Adivinhávamos a vida. Não havia orientação. Nosso  pai passou por nós como uma figura mística: um tanto quanto protetora  mas sem nos tocar. Como os santos de pedra da igreja católica. A urgência de ser era tanta, que eu e meus irmãos, cada qual a sua maneira, nos virávamos como podíamos, e sucumbíamos aos mistérios nunca dantes desvendados, em silêncio. Não houve orientação sexual, profissional e nem espiritual. Cada qual seguiu o seu norte sem bússola, e pela graça de Deus, todos nos salvamos. 

Da minha maturidade plena não teria o que falar acerca de  meu pai: ele se tornara dispensável e eu me tornara por demais ocupada com marido, filhos e o deslumbramento da vida em sociedade. Um dia eu fui deslumbrada! Mas houve um tempo em que, no galope da vida, meu cavalo, branco como o de Napoleão  arriou e ficou pálido:  descobri que meu pai se tornara meu filho.

Foi quando minha mãe morreu deixando o Dudu, um velho cachorro pequinês e meu pai, já entrado em anos, para eu cuidar. Ela nunca me disse: cuide de seu pai. Meus irmãos nunca me disseram: cuide do nosso pai. Mas Deus me disse: cuide do seu pai, como se estivesse cuidando de mim.

Difícil tarefa. Medo, pânico, sentimentos de inadequação que ora se transmutavam numa doce bondade, para logo depois me consumir em séculos de infinita perplexidade. Meu Deus, o que é mesmo esta vida?

Ficamos juntos pouco mais de 2 anos. Esse não é um período do qual gosto de me recordar. Porque tenho a flagrante sensação de haver falhado. Eu acertei na grandeza da visão,  mas falhei nas miudezas de cada dia.  Falhei no amor em conta gotas, naquele que precisava ser dado em doses homeopáticas e não derramado abruptamente, de vez em quando, para acalmar as minhas culpas. Ele recebia um e outro, sem reclamar. Se eu o amava, ele me amava; e se eu não o amava, ele me amava igualmente. Chorei muitas vezes quando compreendi que os meus sentimentos por ele estavam doentes. O filho cuidador tem uma tarefa obscura, não bem explicitada.  Nem tanto pelo trabalho, mas pela súbita inversão de papéis. Ver meu pai depender de mim para as tarefas mais íntimas,  custou-me momentaneamente a saúde e tivemos que contratar uma enfermeira. 

  Mas até o fim ele ficou em minha casa. O fim: Falávamos de tantas coisas, mas eram coisas de fora, nunca de dentro.
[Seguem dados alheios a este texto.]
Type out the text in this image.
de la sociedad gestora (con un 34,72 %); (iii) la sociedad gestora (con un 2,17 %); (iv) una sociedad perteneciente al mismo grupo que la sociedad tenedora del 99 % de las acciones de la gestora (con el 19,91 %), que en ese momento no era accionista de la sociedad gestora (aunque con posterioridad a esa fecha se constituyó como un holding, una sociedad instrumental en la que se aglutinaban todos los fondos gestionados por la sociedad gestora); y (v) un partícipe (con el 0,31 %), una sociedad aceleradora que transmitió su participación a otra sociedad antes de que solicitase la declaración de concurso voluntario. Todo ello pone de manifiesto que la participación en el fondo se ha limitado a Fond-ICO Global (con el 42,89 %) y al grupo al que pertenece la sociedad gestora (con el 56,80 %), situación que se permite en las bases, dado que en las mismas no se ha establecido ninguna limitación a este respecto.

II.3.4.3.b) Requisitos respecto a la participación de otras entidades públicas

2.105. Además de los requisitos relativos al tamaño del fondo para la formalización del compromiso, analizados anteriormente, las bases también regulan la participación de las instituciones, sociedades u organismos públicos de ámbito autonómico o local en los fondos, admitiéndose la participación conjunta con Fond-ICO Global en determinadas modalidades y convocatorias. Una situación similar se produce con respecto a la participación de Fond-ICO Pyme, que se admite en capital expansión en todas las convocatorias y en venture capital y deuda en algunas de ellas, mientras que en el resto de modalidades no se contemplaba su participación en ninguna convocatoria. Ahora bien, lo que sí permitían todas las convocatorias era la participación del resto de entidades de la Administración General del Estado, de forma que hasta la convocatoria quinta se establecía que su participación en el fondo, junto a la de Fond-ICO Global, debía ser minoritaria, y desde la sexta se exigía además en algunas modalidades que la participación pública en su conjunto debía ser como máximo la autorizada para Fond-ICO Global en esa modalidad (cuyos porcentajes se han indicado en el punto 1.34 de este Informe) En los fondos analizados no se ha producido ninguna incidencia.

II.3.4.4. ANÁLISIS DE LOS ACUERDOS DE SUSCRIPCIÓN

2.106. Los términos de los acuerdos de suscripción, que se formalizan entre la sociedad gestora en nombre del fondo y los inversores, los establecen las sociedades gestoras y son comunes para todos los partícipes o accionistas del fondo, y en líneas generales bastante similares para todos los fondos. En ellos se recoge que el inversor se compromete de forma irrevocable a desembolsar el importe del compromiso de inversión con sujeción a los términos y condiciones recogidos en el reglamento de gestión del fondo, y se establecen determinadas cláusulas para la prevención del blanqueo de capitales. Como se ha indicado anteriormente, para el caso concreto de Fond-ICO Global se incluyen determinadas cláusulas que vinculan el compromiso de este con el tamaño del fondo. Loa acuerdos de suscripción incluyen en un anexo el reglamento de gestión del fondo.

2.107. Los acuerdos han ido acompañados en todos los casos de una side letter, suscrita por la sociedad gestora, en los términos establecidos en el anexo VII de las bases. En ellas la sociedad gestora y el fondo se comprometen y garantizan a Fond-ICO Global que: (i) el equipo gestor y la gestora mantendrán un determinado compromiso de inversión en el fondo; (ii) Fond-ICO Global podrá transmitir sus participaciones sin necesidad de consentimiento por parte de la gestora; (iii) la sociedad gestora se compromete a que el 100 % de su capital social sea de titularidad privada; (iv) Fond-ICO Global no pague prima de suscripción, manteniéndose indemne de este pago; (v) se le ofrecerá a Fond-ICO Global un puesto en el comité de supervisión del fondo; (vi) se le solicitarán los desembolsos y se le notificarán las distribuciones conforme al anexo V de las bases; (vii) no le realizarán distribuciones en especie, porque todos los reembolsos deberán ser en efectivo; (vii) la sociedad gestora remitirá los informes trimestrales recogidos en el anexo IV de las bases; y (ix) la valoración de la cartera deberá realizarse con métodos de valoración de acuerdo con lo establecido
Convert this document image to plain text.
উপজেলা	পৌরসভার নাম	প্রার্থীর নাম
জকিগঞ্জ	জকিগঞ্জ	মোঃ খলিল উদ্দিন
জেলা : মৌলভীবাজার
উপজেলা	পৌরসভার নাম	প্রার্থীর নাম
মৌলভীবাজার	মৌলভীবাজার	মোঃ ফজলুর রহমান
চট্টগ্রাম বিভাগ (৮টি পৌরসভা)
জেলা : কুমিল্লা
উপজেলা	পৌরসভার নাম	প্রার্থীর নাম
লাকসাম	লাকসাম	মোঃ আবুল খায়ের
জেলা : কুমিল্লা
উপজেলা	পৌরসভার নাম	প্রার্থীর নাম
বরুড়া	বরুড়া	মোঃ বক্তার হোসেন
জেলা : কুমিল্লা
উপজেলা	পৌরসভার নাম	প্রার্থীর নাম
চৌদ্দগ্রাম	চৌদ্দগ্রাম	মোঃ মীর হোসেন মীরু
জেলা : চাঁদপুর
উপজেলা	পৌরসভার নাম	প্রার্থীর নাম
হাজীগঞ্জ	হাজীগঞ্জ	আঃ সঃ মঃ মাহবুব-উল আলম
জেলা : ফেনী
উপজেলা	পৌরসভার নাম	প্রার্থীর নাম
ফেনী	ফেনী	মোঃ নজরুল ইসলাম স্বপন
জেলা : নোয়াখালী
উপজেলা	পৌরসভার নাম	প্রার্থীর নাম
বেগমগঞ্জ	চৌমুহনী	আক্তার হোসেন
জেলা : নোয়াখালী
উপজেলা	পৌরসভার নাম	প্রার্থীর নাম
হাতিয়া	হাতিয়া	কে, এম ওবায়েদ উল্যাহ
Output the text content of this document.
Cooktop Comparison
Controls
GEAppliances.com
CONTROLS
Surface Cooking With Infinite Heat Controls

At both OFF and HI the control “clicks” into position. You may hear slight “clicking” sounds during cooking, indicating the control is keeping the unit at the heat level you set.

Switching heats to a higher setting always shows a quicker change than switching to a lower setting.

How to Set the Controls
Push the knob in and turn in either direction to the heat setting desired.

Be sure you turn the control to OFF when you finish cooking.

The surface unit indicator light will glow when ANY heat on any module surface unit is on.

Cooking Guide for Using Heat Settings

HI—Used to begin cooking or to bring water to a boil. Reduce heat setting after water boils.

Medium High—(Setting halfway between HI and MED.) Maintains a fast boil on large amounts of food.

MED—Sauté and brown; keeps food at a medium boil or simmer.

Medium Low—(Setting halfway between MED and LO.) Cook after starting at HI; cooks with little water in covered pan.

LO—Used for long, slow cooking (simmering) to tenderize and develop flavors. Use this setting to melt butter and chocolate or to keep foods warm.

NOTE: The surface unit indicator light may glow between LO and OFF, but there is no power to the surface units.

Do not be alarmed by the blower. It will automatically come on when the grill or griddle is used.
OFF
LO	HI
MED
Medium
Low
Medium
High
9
Quando viajei para a Espanha, levei uma filmadora e fui desbravando o sul do país até chegar à aldeia em que ele nasceu: HUENEJA, perto de Granada. Que noite aquela! Eu estava em Hueneja, na casa em que meu pai nascera, aos pés do Monte Nevado. Fiz tudo pensando nele: queria lhe dar a alegria de rever a sua terra, as suas gentes, ainda que fosse pelas minhas narrativas e pela minha câmera. Na volta, a surpresa: ele não esboçou reação. Assistiu alguns minutos do filme,  e depois pediu para descansar. Estava cansado meu velho pai.

No ano de 2001, a introspecçao se agravou. Não perdeu a lucidez, pelo contrario. Acho que ela lhe foi excessivamente exagerada.  Compreendia a vida e pedia a morte. Pediu para ser batizado nas águas, por imersão quando eu lhe disse que assim o tinha sido Jesus.
 
No dia 20 de novembro, um domingo, sadio e lúcido, segurou forte em minhas mãos e me pediu: Canta! Escolhi o que me veio à mente: " Se as águas do mar da vida quiserem te afogar, segura nas mãos de Deus e vai... se as tristezas desta vida, quiserem te sufocar, segura nas mãos de Deus e vai." Enquanto eu cantava, ele balançava fortemente as minhas mãos como se estivesse se despedindo. Era de tarde. Naquela noite de madrugada, ele foi.

Que saudades de você meu pai! 

* A foto mostra meu pai e seus filhos.